Konsep Akad Fintech Syariah  

Jika berbicara tentang konsep Syariah, tentu saja kita tidak bisa melewatkan konsep akad. Yap, akad merupakan salah satu patokan terjadinya aktivitas keuangan secara Syariah. Oleh sebab itu, dalam proses penggunaan fintech Syariah ini anda wajib memahami sejumlah akad yang ada agar proses keuangan dapat dianggap sah dan halal.

Konsep Akad Fintech Syariah

Fintech Indonesia tentu saja mengeluarkan produk fintech Syariah mengingat Indonesia memiiki pengguna produk Syariah yang tinggi. Sehingga, dengan tingginya penggunaan produk Syariah, maka konsep Syariah tersebut harus dipahami dengan baik. Salah satu konsepnya adalah konsep akad Syariah yang terdiri atas berbagai hal berikut:

1) Akad Jual – Beli

Akad pertama yang dimiliki oleh konsep akad fintech Syariah adalah akad jual – beli (al – bai’). Dimana, akad jual beli ini memuat unsur pemindahan kepemilikan objek atau sesuatu yang ditukarkan kembali menjadi objek lainnya berupa barang atau harga. Dalam hal ini tentu saja, terjadi pertukaran uang yang dianggap sebagai barang atau harga.

2) Akad ijarah

Akad selanjutnya yang digunakan dalam konsep fintech Syariah adalah akad ijarah. Dimana, akad ijarah ini memiliki artian perpindahan manfaat dari suatu objek atau barang atau jasa dalam waktu tertentu dengan pergantian biaya berupa upah atau gaji atau dikenal sebagai ujirah.
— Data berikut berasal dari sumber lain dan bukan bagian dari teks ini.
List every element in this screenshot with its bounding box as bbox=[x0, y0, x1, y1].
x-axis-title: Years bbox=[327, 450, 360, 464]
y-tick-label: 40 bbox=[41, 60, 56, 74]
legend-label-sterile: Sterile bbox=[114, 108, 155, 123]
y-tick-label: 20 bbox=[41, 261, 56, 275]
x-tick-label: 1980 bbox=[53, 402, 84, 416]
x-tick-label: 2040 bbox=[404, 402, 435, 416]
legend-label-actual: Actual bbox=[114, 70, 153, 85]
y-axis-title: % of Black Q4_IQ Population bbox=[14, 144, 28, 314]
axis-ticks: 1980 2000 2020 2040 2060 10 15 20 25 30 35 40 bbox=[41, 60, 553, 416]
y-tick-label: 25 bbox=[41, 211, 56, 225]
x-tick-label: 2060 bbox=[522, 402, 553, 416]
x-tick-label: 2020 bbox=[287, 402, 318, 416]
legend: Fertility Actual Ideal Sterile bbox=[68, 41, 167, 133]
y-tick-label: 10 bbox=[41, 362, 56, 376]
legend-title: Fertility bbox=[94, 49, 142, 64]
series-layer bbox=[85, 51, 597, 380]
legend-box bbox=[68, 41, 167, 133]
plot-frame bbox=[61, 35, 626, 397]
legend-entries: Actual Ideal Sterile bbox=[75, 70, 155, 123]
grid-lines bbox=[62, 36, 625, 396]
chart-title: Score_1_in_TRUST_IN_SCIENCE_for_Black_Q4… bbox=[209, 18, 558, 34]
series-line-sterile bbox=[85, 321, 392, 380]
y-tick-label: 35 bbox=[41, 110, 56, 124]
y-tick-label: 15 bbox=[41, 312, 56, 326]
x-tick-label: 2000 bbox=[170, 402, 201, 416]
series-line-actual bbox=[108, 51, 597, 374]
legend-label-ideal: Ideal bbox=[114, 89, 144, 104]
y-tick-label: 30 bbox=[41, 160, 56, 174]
Tentu saja, akad ijarah ini dilakukan apabila fintech memuat fasilitas transfer yang membebankan biaya administrasi dalam fasilitas tersebut. Umumnya, seperti fintech pembayaran digital, proses transfer memuat unsur akad ijarah dengan biaya transfer berupa 2.500 – 4.000 rupiah.

3) Akad Musyarakah

Akad musyarakah merupakan akad selanjutnya yang terdapat pada penggunaan fintech. Dimana, pada akad musyarakah ini didapat keuntungan yang akan dibagi rata bagi seluruh pengguna fintech dan pemilik fintech. Begitu pula dengan kerugian, dimana tidak ada salah satu pihak yang akan dibebankan akan kerugian tersebut melainkan keduanya.

Ketiga akad di atas merupakan jenis – jenis akad yang ada pada fintech Syariah dan wajib anda pahami sebab menjadi patokan apakah suatu produk fintech itu Syariah apa tidak. Jadi, apakah anda memahami akad – akad fintech Syariah di atas?